Unless you have decades of relevant experience, your resume should be only one page. It’s meant to serve as a snapshot into your career history and highlight the achievements you’ve had during each job. Resumes that are too long can show hiring managers that you can’t give a good career summary or may be including experiences that aren’t relevant.
Optimize your text.
Most job-application software utilizes an applicant tracking system, or ATS, which collects and scans applications and resumes for keywords. These systems can count you out before you ever reach a human hiring manager. Make sure you mimic the language of the employer’s job description in your resume, as those are likely some of the keywords that an ATS looks for. You can also include these keywords in your “skills” section, to make sure they’re caught.
Describe achievements, not just job duties.
While explaining what you did in your day-to-day is important, showing potential employers the value you brought to your previous job – and what you can bring to this new company – is arguably more meaningful. Show concrete examples of your accomplishments in previous positions that demonstrate how you can make a difference in this new position. For example, “Brought on seven new clients in my first six months by implementing targeted email campaigns” is more impactful than “Brought new clients to the practice.” These achievements are also great to mention in your cover letter.
List your social media profiles.
This might be controversial to some, but including social media profiles on your resume may actually help! If you’re running your own business or are an influencer (in a way that relates to the job you’re applying for), showing off your profiles can allow hiring managers to get a peek into who you are in a less formal setting. If you’re going to include them, make sure the content on them will help your chances of getting the job, not scare employers away.

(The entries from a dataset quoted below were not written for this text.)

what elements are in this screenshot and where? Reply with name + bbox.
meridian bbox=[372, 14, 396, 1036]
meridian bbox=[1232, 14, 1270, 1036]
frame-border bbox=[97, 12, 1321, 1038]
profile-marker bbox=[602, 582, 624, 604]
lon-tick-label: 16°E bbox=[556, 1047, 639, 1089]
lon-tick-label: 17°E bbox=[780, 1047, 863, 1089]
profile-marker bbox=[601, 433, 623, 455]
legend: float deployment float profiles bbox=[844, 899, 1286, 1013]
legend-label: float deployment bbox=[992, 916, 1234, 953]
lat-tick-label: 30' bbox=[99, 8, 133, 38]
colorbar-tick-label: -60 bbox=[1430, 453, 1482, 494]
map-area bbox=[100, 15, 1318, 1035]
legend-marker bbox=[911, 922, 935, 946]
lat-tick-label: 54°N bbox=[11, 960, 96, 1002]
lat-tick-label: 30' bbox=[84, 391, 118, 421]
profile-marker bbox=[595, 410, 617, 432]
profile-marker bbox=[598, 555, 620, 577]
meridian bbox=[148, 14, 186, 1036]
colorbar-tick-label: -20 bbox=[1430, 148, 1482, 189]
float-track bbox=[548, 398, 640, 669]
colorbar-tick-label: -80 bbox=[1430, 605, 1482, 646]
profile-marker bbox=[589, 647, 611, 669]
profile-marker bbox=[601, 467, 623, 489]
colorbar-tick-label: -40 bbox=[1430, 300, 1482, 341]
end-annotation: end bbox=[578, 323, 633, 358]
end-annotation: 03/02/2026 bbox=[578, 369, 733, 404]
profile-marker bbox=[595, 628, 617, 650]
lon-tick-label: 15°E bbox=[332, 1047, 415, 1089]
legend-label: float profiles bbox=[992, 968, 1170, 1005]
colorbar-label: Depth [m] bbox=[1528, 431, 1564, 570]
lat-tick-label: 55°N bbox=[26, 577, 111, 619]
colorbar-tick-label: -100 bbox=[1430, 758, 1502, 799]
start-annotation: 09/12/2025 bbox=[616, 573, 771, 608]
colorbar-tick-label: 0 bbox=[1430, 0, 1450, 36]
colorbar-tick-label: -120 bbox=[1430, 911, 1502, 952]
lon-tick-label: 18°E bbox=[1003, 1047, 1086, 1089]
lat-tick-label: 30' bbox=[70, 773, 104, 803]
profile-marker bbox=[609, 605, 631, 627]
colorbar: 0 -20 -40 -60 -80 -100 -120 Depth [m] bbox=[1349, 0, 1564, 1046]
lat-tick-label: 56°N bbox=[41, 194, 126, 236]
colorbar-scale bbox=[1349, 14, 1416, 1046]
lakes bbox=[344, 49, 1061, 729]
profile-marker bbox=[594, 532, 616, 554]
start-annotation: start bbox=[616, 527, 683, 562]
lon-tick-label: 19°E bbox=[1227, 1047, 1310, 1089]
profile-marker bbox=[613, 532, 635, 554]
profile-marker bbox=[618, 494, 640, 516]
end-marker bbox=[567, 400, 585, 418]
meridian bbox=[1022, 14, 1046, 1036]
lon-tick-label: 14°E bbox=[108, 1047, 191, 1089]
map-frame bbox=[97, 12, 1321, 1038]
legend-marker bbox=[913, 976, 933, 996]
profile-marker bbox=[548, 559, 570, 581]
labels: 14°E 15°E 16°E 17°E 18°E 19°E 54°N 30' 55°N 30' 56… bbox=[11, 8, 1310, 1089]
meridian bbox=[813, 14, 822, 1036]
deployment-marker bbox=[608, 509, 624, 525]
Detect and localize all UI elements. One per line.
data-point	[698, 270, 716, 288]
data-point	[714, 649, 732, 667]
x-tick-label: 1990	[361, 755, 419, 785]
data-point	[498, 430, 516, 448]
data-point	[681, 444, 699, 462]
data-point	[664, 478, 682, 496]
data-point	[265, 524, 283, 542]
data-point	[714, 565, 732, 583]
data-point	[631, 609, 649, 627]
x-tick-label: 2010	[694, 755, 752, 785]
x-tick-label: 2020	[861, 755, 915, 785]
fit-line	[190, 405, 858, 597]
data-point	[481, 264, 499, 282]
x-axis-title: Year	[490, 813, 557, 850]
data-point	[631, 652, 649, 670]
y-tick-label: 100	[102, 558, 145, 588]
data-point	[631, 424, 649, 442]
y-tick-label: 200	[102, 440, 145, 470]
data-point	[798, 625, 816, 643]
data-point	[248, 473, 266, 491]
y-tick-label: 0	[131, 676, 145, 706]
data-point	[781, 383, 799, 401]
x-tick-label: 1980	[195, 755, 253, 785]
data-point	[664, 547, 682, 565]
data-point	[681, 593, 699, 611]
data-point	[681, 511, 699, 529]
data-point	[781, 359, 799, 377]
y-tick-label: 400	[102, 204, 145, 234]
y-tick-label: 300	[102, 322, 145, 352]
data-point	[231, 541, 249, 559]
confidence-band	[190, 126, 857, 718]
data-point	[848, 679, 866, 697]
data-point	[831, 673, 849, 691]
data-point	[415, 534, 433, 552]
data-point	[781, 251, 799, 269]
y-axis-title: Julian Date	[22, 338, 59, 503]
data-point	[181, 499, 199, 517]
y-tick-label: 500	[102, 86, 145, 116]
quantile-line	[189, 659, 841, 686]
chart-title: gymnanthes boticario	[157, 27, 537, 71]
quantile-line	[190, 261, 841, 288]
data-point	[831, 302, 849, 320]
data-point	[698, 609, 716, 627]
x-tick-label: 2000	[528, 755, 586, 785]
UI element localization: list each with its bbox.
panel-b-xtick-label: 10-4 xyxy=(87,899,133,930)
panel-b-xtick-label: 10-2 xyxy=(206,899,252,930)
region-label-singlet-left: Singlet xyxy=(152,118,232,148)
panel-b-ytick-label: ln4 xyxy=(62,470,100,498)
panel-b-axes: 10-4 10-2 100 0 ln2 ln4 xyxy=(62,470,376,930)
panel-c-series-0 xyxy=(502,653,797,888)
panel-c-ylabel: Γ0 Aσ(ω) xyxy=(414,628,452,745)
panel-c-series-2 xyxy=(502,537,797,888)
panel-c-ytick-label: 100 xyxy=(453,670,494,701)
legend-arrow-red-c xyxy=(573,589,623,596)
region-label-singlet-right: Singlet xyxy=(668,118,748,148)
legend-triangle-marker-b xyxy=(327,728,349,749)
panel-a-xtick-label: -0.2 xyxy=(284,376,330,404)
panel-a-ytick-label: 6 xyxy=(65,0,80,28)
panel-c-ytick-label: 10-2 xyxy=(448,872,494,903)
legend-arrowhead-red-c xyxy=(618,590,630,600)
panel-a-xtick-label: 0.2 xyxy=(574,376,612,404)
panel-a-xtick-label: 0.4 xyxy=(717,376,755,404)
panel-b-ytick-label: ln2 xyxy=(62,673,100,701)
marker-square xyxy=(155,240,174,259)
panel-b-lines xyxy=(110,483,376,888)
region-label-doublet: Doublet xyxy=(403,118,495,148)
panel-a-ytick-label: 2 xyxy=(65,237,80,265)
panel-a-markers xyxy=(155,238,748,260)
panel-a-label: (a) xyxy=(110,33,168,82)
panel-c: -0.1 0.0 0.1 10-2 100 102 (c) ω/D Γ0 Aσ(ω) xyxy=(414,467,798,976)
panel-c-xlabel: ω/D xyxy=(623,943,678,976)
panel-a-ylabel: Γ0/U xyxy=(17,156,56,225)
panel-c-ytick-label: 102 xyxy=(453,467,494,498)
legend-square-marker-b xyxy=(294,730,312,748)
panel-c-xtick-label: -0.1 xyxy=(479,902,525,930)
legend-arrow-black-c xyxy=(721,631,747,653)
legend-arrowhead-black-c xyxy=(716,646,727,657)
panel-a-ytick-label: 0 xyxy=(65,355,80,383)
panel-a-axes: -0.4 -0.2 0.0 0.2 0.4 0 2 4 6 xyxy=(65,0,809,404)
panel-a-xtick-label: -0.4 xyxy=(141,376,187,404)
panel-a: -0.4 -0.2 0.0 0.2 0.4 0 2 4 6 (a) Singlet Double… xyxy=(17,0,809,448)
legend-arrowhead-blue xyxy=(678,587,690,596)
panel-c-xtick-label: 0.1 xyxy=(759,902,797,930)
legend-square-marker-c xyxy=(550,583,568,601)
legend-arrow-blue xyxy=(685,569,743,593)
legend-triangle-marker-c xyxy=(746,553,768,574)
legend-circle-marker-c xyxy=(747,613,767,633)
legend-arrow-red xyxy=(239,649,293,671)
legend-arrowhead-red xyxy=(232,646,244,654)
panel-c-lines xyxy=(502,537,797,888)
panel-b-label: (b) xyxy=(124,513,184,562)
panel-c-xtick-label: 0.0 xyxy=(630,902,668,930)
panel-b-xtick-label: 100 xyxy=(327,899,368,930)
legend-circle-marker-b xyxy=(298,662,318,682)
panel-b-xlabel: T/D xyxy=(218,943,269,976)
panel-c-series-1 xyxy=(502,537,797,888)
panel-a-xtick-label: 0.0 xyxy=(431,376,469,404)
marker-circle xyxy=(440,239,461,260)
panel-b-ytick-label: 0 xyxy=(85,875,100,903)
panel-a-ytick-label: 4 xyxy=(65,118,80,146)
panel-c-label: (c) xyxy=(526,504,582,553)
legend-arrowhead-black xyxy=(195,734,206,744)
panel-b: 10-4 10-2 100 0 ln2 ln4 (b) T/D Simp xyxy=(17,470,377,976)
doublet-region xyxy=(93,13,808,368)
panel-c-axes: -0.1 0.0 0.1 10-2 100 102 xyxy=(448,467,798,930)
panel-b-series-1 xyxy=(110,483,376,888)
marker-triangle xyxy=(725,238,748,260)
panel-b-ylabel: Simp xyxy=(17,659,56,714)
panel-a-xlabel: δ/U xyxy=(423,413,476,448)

Proofread, then proofread again.
Before sending your resume, you should proofread it thoroughly to ensure there are no spelling or grammatical errors. Once you’ve read through it several times, ask a friend or colleague to take a look. After a while, we become so used to seeing what we’ve written that we may glaze over errors. A fresh pair of eyes can help catch any mistakes or find things that could be more clear or concise. You can also use a proofreading program, like Grammarly.
The Bottom Line
Writing a resume doesn’t have to be as complicated or daunting as it seems. When applying for health coaching jobs, make sure that your resume focuses on how you brought value to your current or last employer – and your clients!
Before you apply, optimize your resume to get past any screening software; include quantitative, relevant information; and carefully review for errors. Once it's polished and finalized, a well-structured Health Coach resume should help you get more interviews (and, ultimately,) job offers.